Durante il periodo sinodale sarà in funzione un notiziario telefonico:
- +39-06-698.19 con il Bollettino ordinario della Sala Stampa della Santa Sede;
- +39-06-698.84051 con il Bollettino del Sinodo dei Vescovi, antimeridiano;
- +39-06-698.84877 con il Bollettino del Sinodo dei Vescovi, pomeridiano.

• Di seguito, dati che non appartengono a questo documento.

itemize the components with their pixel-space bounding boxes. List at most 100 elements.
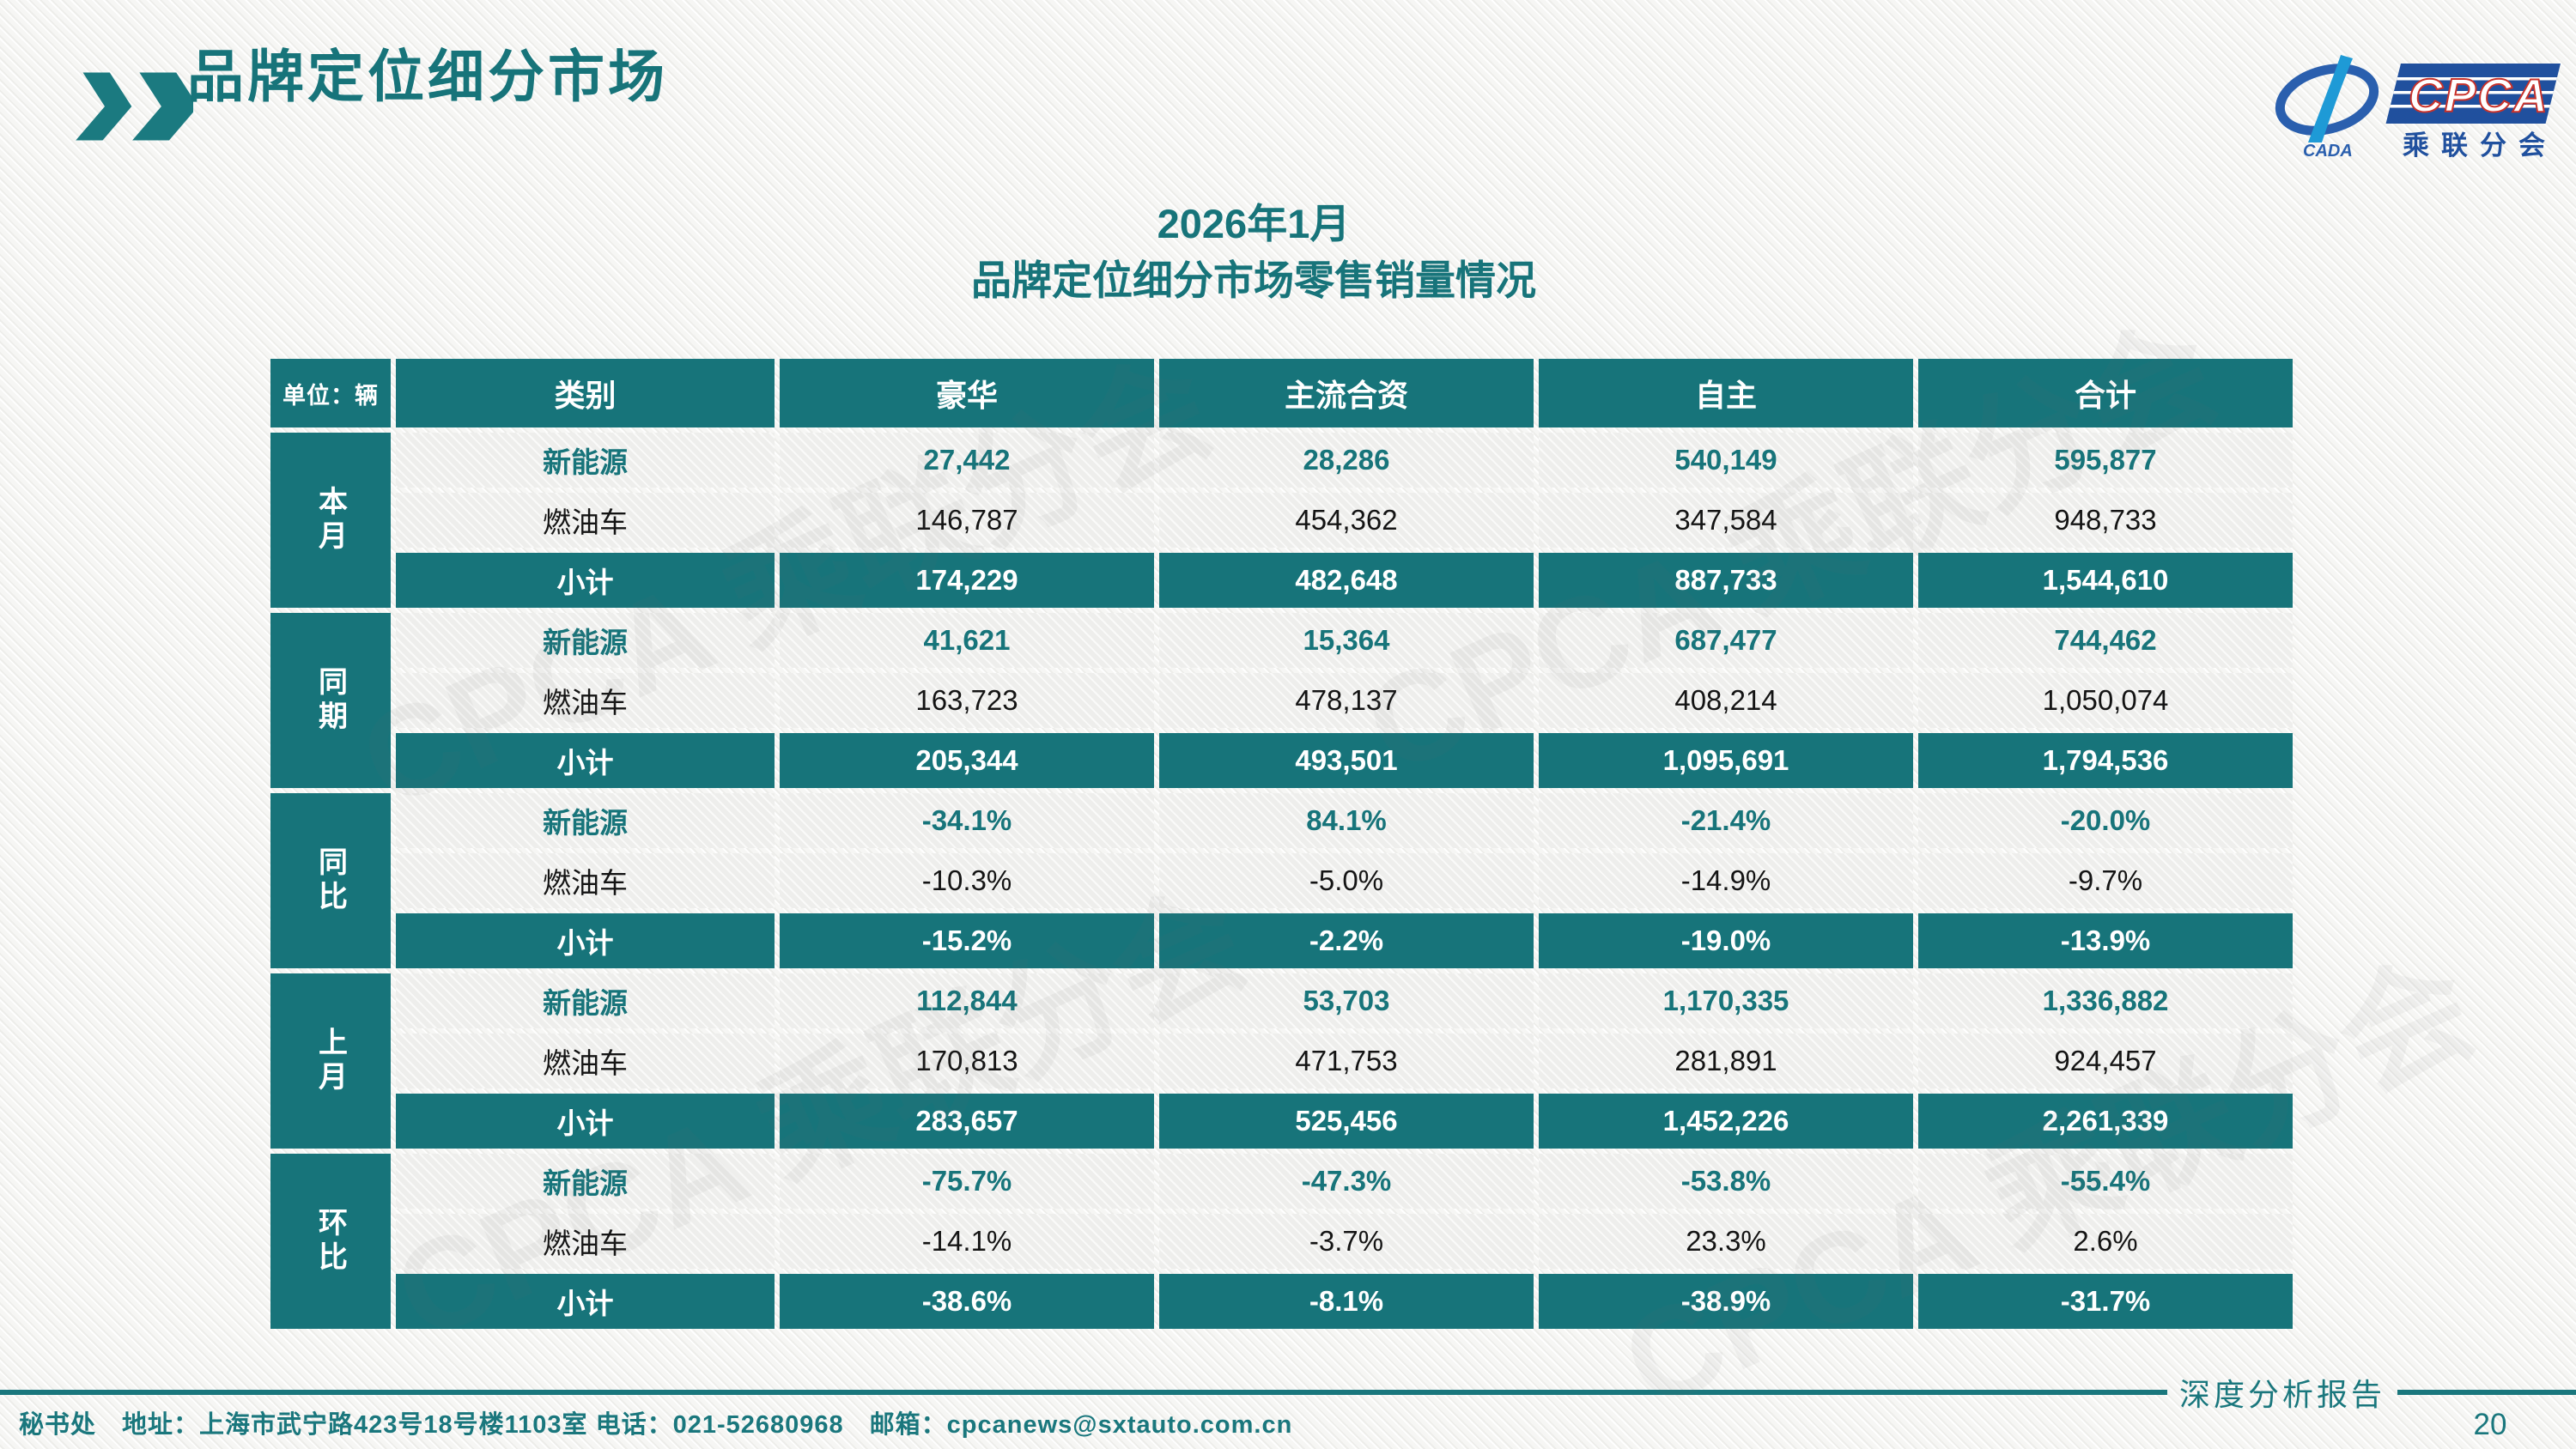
table-value-cell: 170,813	[780, 1034, 1154, 1088]
table-title-line1: 2026年1月	[1157, 201, 1351, 246]
table-value-cell: 1,794,536	[1918, 733, 2293, 788]
table-value-cell: 281,891	[1539, 1034, 1913, 1088]
report-label: 深度分析报告	[2178, 1378, 2385, 1413]
table-value-cell: 471,753	[1159, 1034, 1534, 1088]
table-value-cell: 525,456	[1159, 1094, 1534, 1149]
row-category-label: 燃油车	[396, 1214, 775, 1269]
table-value-cell: -2.2%	[1159, 913, 1534, 968]
page-number: 20	[2473, 1408, 2507, 1441]
double-chevron-icon	[76, 72, 193, 141]
table-value-cell: 163,723	[780, 673, 1154, 728]
table-value-cell: 283,657	[780, 1094, 1154, 1149]
row-category-label: 燃油车	[396, 1034, 775, 1088]
table-value-cell: 1,095,691	[1539, 733, 1913, 788]
footer-divider	[0, 1390, 2167, 1395]
table-value-cell: -20.0%	[1918, 793, 2293, 848]
table-value-cell: 174,229	[780, 553, 1154, 608]
row-category-label: 小计	[396, 733, 775, 788]
table-value-cell: 887,733	[1539, 553, 1913, 608]
unit-label: 单位：辆	[270, 359, 391, 427]
table-value-cell: 2.6%	[1918, 1214, 2293, 1269]
table-value-cell: 15,364	[1159, 613, 1534, 668]
table-value-cell: -38.6%	[780, 1274, 1154, 1329]
row-category-label: 燃油车	[396, 673, 775, 728]
table-title-line2: 品牌定位细分市场零售销量情况	[971, 257, 1536, 303]
row-group-label: 环比	[270, 1154, 391, 1329]
table-value-cell: 23.3%	[1539, 1214, 1913, 1269]
cpca-logo: CADA CPCA 乘联分会	[2275, 55, 2561, 160]
table-value-cell: -21.4%	[1539, 793, 1913, 848]
row-category-label: 新能源	[396, 433, 775, 488]
table-value-cell: 493,501	[1159, 733, 1534, 788]
row-category-label: 燃油车	[396, 853, 775, 908]
table-value-cell: -34.1%	[780, 793, 1154, 848]
table-value-cell: -75.7%	[780, 1154, 1154, 1209]
table-value-cell: 53,703	[1159, 973, 1534, 1028]
cpca-sub-wordmark: 乘联分会	[2403, 130, 2557, 160]
row-category-label: 燃油车	[396, 493, 775, 548]
table-value-cell: -38.9%	[1539, 1274, 1913, 1329]
table-value-cell: -13.9%	[1918, 913, 2293, 968]
table-value-cell: -9.7%	[1918, 853, 2293, 908]
table-value-cell: 2,261,339	[1918, 1094, 2293, 1149]
row-category-label: 新能源	[396, 613, 775, 668]
table-value-cell: 744,462	[1918, 613, 2293, 668]
table-value-cell: 595,877	[1918, 433, 2293, 488]
table-value-cell: 28,286	[1159, 433, 1534, 488]
row-group-label: 本月	[270, 433, 391, 608]
cpca-wordmark: CPCA	[2409, 69, 2549, 122]
row-group-label: 同期	[270, 613, 391, 788]
table-value-cell: 408,214	[1539, 673, 1913, 728]
sales-table: 单位：辆 类别 豪华 主流合资 自主 合计 本月 新能源 27,442 28,286 5…	[270, 359, 2293, 1329]
table-value-cell: 1,544,610	[1918, 553, 2293, 608]
table-value-cell: 924,457	[1918, 1034, 2293, 1088]
table-value-cell: -31.7%	[1918, 1274, 2293, 1329]
table-value-cell: -5.0%	[1159, 853, 1534, 908]
column-header-domestic: 自主	[1539, 359, 1913, 427]
table-value-cell: -14.1%	[780, 1214, 1154, 1269]
row-category-label: 小计	[396, 1094, 775, 1149]
row-category-label: 新能源	[396, 1154, 775, 1209]
row-group-label: 同比	[270, 793, 391, 968]
table-value-cell: -53.8%	[1539, 1154, 1913, 1209]
table-value-cell: 1,452,226	[1539, 1094, 1913, 1149]
column-header-luxury: 豪华	[780, 359, 1154, 427]
cpca-badge: CPCA 乘联分会	[2385, 64, 2561, 160]
table-value-cell: 205,344	[780, 733, 1154, 788]
table-value-cell: -10.3%	[780, 853, 1154, 908]
table-value-cell: -47.3%	[1159, 1154, 1534, 1209]
table-value-cell: 112,844	[780, 973, 1154, 1028]
cada-logo-icon: CADA	[2275, 55, 2379, 160]
table-value-cell: 84.1%	[1159, 793, 1534, 848]
table-value-cell: 1,050,074	[1918, 673, 2293, 728]
table-value-cell: 1,336,882	[1918, 973, 2293, 1028]
table-value-cell: 478,137	[1159, 673, 1534, 728]
row-category-label: 新能源	[396, 973, 775, 1028]
table-value-cell: -55.4%	[1918, 1154, 2293, 1209]
row-group-label: 上月	[270, 973, 391, 1149]
table-value-cell: -8.1%	[1159, 1274, 1534, 1329]
table-value-cell: 540,149	[1539, 433, 1913, 488]
footer-contact: 秘书处 地址：上海市武宁路423号18号楼1103室 电话：021-526809…	[19, 1411, 1293, 1439]
table-value-cell: 948,733	[1918, 493, 2293, 548]
table-value-cell: 27,442	[780, 433, 1154, 488]
table-value-cell: -15.2%	[780, 913, 1154, 968]
table-value-cell: -14.9%	[1539, 853, 1913, 908]
table-value-cell: 41,621	[780, 613, 1154, 668]
footer-divider	[2397, 1390, 2576, 1395]
table-value-cell: 146,787	[780, 493, 1154, 548]
table-value-cell: 347,584	[1539, 493, 1913, 548]
table-value-cell: 687,477	[1539, 613, 1913, 668]
table-value-cell: -19.0%	[1539, 913, 1913, 968]
row-category-label: 小计	[396, 1274, 775, 1329]
column-header-total: 合计	[1918, 359, 2293, 427]
table-value-cell: 482,648	[1159, 553, 1534, 608]
row-category-label: 新能源	[396, 793, 775, 848]
row-category-label: 小计	[396, 553, 775, 608]
column-header-mainstream-jv: 主流合资	[1159, 359, 1534, 427]
table-value-cell: -3.7%	[1159, 1214, 1534, 1269]
table-title: 2026年1月 品牌定位细分市场零售销量情况	[270, 196, 2237, 309]
table-value-cell: 1,170,335	[1539, 973, 1913, 1028]
table-value-cell: 454,362	[1159, 493, 1534, 548]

ORARIO DI APERTURA DELLA SALA STAMPA DELLA SANTA SEDE

La Sala Stampa della Santa Sede, in occasione della II Assemblea Speciale per l’Africa del Sinodo dei Vescovi resterà aperta fino al 25 ottobre 2009 secondo il seguente orario:
- Da lunedì 5 ottobre a venerdì 9 ottobre: ore 09.00 - 16.00- Sabato 10 ottobre: ore 09.00-19.00
- Domenica 11 ottobre: ore 09.00 - 13.00
- Lunedì 12 ottobre: ore 09.00 - 16.00
- Martedì 13 ottobre: ore 09.00 - 20.00
- Da mercoledì 14 ottobre a sabato 17 ottobre: ore 09.00 - 16.00
- Domenica 18 ottobre: ore 11.00 - 13.00
- Da lunedì 19 ottobre a sabato 24 ottobre: ore 09.00 - 16.00
- Domenica 25 ottobre: ore 09.00 - 13.00

Il personale dell’Ufficio informazioni e accreditamento sarà a disposizione (nell’ingresso a destra):
- Lunedì-Venerdì: ore 09.00-15.00
- Sabato: ore 09.00-14.00

Eventuali cambiamenti saranno comunicati appena possibile, tramite annuncio nella bacheca della Sala dei giornalisti nella Sala Stampa della Santa Sede, nel Bollettino informativo della Commissione per l’informazione della II Assemblea Speciale per l’Africa del Sinodo dei Vescovi e nell’area Comunicazioni di servizio del sito Internet della Santa Sede.